JoVE in Action: Creating a Flipped Lab for a Biochemistry Course

Supriya Kamath, JoVE Writer | 5 min read
Supriya Kamath, JoVE Writer | 5 min read

JoVE in Action is a series of blog posts highlighting how STEM educators around the world have used JoVE to support their remote teaching efforts. We hope these stories will be useful for instructors looking for effective ways to deliver their science and lab courses online or in hybrid formats. 

Hila Failayev is a research scientist and lab manager at Tel Aviv University. She is a teaching assistant for a biochemistry lab course, an advanced course that usually has 40 to 80 students.

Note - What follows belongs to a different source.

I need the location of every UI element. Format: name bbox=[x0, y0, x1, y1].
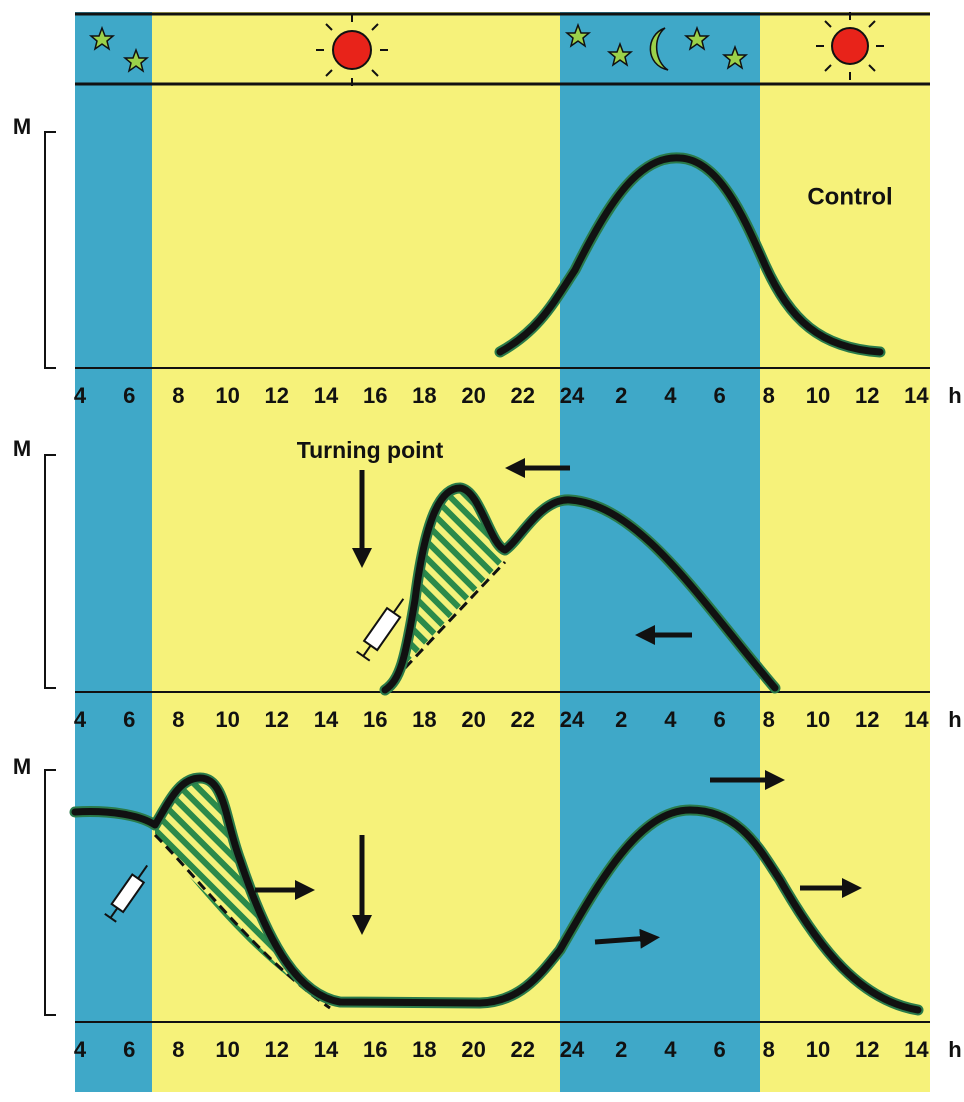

This year, due to the impact of COVID-19 on teaching activities, she and her team decided to incorporate digital resources into this course. They hoped that these resources would facilitate the learning process by making the content more engaging for students. 

Hila Failayev
Hila Failayev (left), with Dr. Iris Ben-Dror, Prof. Abdussalam Azem, Dr. Celeste Weiss-Katz, and Eyal Paz (L-R)

Hila and her team decided to use educational videos to create a ‘flipped’ lab: students were required to watch the assigned videos prior to the lab session, in order to better understand the concepts underlying the procedures that they would perform in the lab. JoVE’s Customer Success team helped Hila map videos from the JoVE library to the topics covered by the course syllabus, and Hila and her team found JoVE videos on transcription and transcription factors to be useful for the course. 

Hila then embedded the selected videos into Moodle, the university’s learning management system. “The wonderful JoVE team helped me to integrate the videos into Moodle-integrated H5P interactive course presentations,” she explained. Within each interactive tutorial, Hila and her team included fill-in-the-blank type questions about the videos, to ensure that students were engaged and had clearly understood the relevant concepts. They later assessed students’ level of preparation for the lab through discussions held during the in-person lab class.

Incorporating videos into the course produced great results: 90% of students were well prepared for the lab session and knew the core concepts well. Hila noted that the students were excited to attend the lab session too, and that their initial feedback was very good. The availability of Arabic translations for the JoVE videos also proved to be helpful, as many of the students were Arabic speakers. 

Speaking about the process of developing a flipped lab, Hila notes that digitizing courses can take time but is well worth the effort when done properly. “I'm very excited with the integration process and the results of using JoVE videos to prepare students for the lab session,” she said. “JoVE videos are a great solution for engaging students to the learning process, helping them to better understand the theoretical key concepts.”